Human mtTFB (CGI-75) is closely related to RNA adenine methyltransferases. An alignment of the h-mtTFB amino acid sequence with RNA adenine methyltransferase enzymes from M. loti (labeled M. loti t'ferase) and E. coli (E. coli Ksg1) is shown. Amino acids highlighted in gray boxes are identical or chemically similar in all three proteins according to the matrix designated in the legend to Fig. 1. Groups of residues that are boxed are sequence motifs (motifs I to VIII) that are implicated as important structural or catalytic features of RNA methyltransferases (1). Asterisks indicate amino acids that are conserved between sc-mtTFB, h-mtTFB, and the putative S. pombe mtTFB as denoted in Fig. 1.

FIG. 7.

Recombinant h-mtTFB (CGI-75) binds S-adenosylmethionine.
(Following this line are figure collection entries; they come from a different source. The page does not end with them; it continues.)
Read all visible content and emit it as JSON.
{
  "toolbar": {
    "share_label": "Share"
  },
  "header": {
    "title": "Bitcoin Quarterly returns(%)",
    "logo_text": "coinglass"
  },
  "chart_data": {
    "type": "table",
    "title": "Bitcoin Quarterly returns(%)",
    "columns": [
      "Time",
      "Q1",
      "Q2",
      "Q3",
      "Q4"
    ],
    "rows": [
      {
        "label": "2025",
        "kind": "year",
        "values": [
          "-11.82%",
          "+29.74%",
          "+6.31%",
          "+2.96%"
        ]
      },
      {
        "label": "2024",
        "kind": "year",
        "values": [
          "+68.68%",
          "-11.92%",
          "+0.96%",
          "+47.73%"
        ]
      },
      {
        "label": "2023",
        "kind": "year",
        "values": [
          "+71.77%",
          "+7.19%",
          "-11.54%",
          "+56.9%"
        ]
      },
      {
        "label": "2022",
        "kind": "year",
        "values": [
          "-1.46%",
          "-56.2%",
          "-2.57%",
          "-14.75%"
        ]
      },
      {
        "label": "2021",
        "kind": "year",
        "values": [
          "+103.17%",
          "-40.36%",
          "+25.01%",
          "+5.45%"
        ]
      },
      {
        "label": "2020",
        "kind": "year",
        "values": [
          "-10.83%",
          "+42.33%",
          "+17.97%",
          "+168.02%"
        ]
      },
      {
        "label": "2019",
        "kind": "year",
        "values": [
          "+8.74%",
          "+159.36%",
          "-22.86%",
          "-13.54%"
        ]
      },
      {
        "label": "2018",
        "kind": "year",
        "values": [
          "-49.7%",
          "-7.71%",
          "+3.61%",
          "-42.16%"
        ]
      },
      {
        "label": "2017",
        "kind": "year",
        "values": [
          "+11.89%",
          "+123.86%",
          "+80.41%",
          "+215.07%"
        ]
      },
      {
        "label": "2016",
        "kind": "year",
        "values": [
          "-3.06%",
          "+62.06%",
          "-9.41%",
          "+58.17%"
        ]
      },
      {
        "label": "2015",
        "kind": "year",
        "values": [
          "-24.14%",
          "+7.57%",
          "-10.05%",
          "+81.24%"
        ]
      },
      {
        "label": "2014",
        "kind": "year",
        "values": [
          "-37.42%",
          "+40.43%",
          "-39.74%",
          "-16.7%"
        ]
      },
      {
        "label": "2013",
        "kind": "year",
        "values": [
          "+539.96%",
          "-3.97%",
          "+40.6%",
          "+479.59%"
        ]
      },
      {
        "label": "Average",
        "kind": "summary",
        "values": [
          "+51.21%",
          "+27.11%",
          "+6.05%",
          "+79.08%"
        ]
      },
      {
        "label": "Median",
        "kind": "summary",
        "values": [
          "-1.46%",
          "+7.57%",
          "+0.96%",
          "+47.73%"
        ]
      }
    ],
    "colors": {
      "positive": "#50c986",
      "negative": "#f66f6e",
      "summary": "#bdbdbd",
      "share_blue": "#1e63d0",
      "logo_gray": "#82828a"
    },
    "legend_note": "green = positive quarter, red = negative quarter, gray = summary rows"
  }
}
The results of a solid-phase S-adenosylmethionine-binding assay are shown. The amount (in counts per minute) of ³H-SAM bound to beads containing either a GST peptide (GST) or the GST::CGI-75 fusion protein (GST-CGI75) was determined in three experimental trials. The average of these three experiments is plotted on the ordinate, with ± one standard deviation from the mean indicated by brackets.